Nikja knows that it will get harder as her daughter gets older.
“I hope that she accepts it and she won’t go through what we had to go through,” she says.
It hits Nikja sometimes — when she sees Alanna’s profile or catches “the prettiness” in her eyes. Just how much she looks like her father.
It’s only been three months.
She’s still in shock.
But in those moments with her daughter, it becomes painfully clear that they will have to grow without him.
Laron was the one who used to drive that process, the planner in the family who forced his wife to look beyond tomorrow.
“When he was around, it was always such a clear picture to see. There was more to life than what you have in front of you … ,” she says. “I have to do that for myself. But he made it a lot more clear.”
***
As Brenda lets her head fall into her hands, her husband, Adam Lam, sits down on the edge of the couch.
Before, as his wife talked about Alan — the youngest of five and their only son — Adam moved through the house, standing in doorways and then disappearing into the bedroom, sitting for a minute and sharing a few words before quietly slipping away again.
“I don’t take my fishing pole and go to the lake anymore … ,” he says in a hush. “It’s something the father and son used to do together. Fishing together, hunting together. Now you walk into the woods, you look. What do you sit down here for? … Now, you turn around and walk right back out.”
Two cars sit in the driveway of their home. One, a blue Acura that Alan bought for himself before he left. The other, a black CRX they bought for him but he never got to see.
Brenda is fixing up the second car, replacing the tires, putting in yellow and black seats — Alan’s favorite colors — and giving it a new coat of paint .
She won’t sell it. It’s his.
The family visits him at Arlington National Cemetery in Washington when they can.
After years of fighting with her husband, Brenda agreed to give up his ashes.
They both knew he deserved a headstone there. She just had a harder time letting go.
“When I go to Arlington,” she says, “it takes all of me to not dig up his urn — because it’s not that deep.”
The ashes used to sit in their dining room, at the base of a Buddhist shrine that honors Adam’s religion.
Two massive pictures of Alan — his military photo and a high school portrait — fill the back wall.
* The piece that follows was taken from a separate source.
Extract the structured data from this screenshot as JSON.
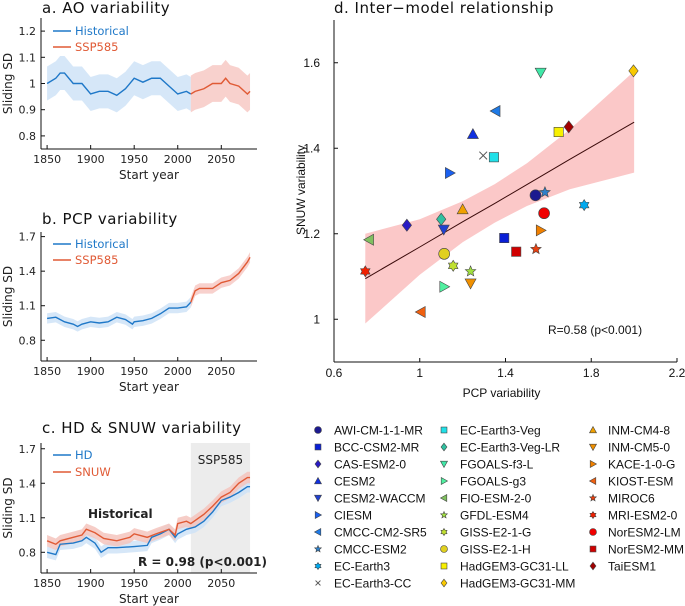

Wax candles from birthday celebrations held in his absence lie near Buddhist statues and incense burners. His dog tags and hat hang in the center.
There’s no god, no Buddha, no nothing, Brenda says. But the shrine helps her feel close to a son who in some ways — in her pain and in his room — has never left the house.
Every night as the sun sets, they switch on the electric candles above the mantle.
“It’s comforting, you know, because when you light the incense, you can say what you want to say, ” she says.
“The belief is that the spirit wanders all over during the day, but at night the lights show them how to get back home to where they’re supposed to be.”